- 500g Desiree potatoes, peeled, cut into 3cm pieces (see note)
- 425g can tuna in springwater, drained, flaked
- 1 small red capsicum, halved, seeded, finely chopped
- 6 shallots, trimmed, finely chopped
- 2 tablespoons chopped fresh continental parsley
- 1 teaspoon finely grated lemon rind
- 40g (1/4 cup) plain flour
- 1 egg, lightly whisked
- 135g (1 1/2 cups) mixed-grain dried (packaged) breadcrumbs
- Olive oil spray
- 250g (1 cup) low-fat Greek-style yoghurt
- 1 tablespoon fresh lemon juice
- 1 tablespoon chopped fresh continental parsley
- 1 teaspoon capers, rinsed, drained, finely chopped
- Step 1To make the yoghurt tartare, combine the yoghurt, lemon juice, parsley and capers in a small bowl.
- Step 2Cook the potato in a saucepan of boiling water for 12 minutes or until tender. Drain and return to the pan. Coarsely mash. Set aside to cool.
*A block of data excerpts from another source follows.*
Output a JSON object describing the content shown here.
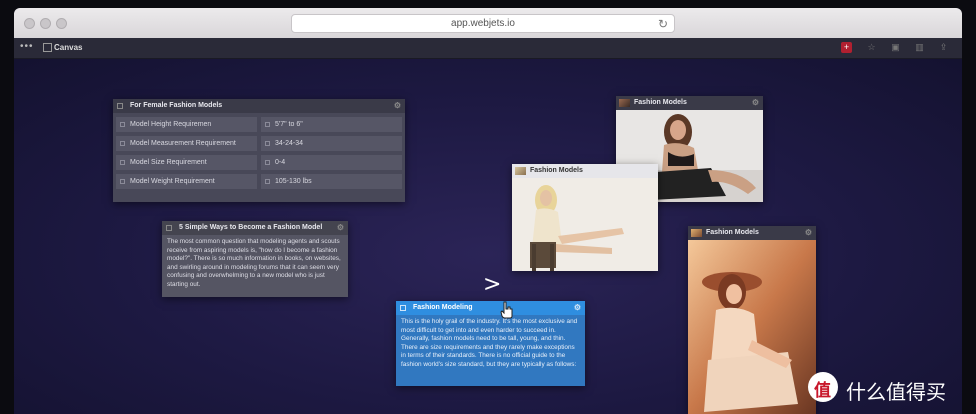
{
  "browser": {
    "url": "app.webjets.io"
  },
  "toolbar": {
    "menu_glyph": "•••",
    "canvas_label": "Canvas",
    "icons": [
      "add-icon",
      "star-icon",
      "archive-icon",
      "trash-icon",
      "share-icon"
    ]
  },
  "table_card": {
    "title": "For Female Fashion Models",
    "rows": [
      {
        "label": "Model Height Requiremen",
        "value": "5'7\" to 6\""
      },
      {
        "label": "Model Measurement Requirement",
        "value": "34-24-34"
      },
      {
        "label": "Model Size Requirement",
        "value": "0-4"
      },
      {
        "label": "Model Weight Requirement",
        "value": "105-130 lbs"
      }
    ]
  },
  "text_card": {
    "title": "5 Simple Ways to Become a Fashion Model",
    "body": "The most common question that modeling agents and scouts receive from aspiring models is, \"how do I become a fashion model?\". There is so much information in books, on websites, and swirling around in modeling forums that it can seem very confusing and overwhelming to a new model who is just starting out."
  },
  "active_card": {
    "title": "Fashion Modeling",
    "body": "This is the holy grail of the industry. It's the most exclusive and most difficult to get into and even harder to succeed in. Generally, fashion models need to be tall, young, and thin. There are size requirements and they rarely make exceptions in terms of their standards. There is no official guide to the fashion world's size standard, but they are typically as follows:"
  },
  "image_cards": [
    {
      "title": "Fashion Models"
    },
    {
      "title": "Fashion Models"
    },
    {
      "title": "Fashion Models"
    }
  ],
  "canvas_arrow": ">",
  "watermark": {
    "logo": "值",
    "text": "什么值得买"
  },
  "colors": {
    "canvas": "#1e1a3a",
    "active_header": "#2f8ee0",
    "card": "#484858"
  }
}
- Step 3Combine the potato, tuna, capsicum, shallot, parsley and lemon rind in a large bowl. Divide into 8 portions. Shape each portion into a 2cm-thick patty. Cover and place in the fridge for 30 minutes or until firm.
- Step 4Preheat oven to 200°C. Line a large baking tray with non-stick baking paper. Place the flour, egg and breadcrumbs in separate shallow dishes. Season the flour with pepper. Dip the patties, 1 at a time, in the flour and shake off excess. Dip in the egg, then in the breadcrumbs, pressing firmly to coat.
- Step 5Place the patties on the prepared tray and spray lightly with oil. Cook for 20 minutes or until golden. Serve patties with the yoghurt tartare.
- High protein
- Low fat
- Low kilojoule
If desiree potatoes are unavailable, use Red Rascal potatoes.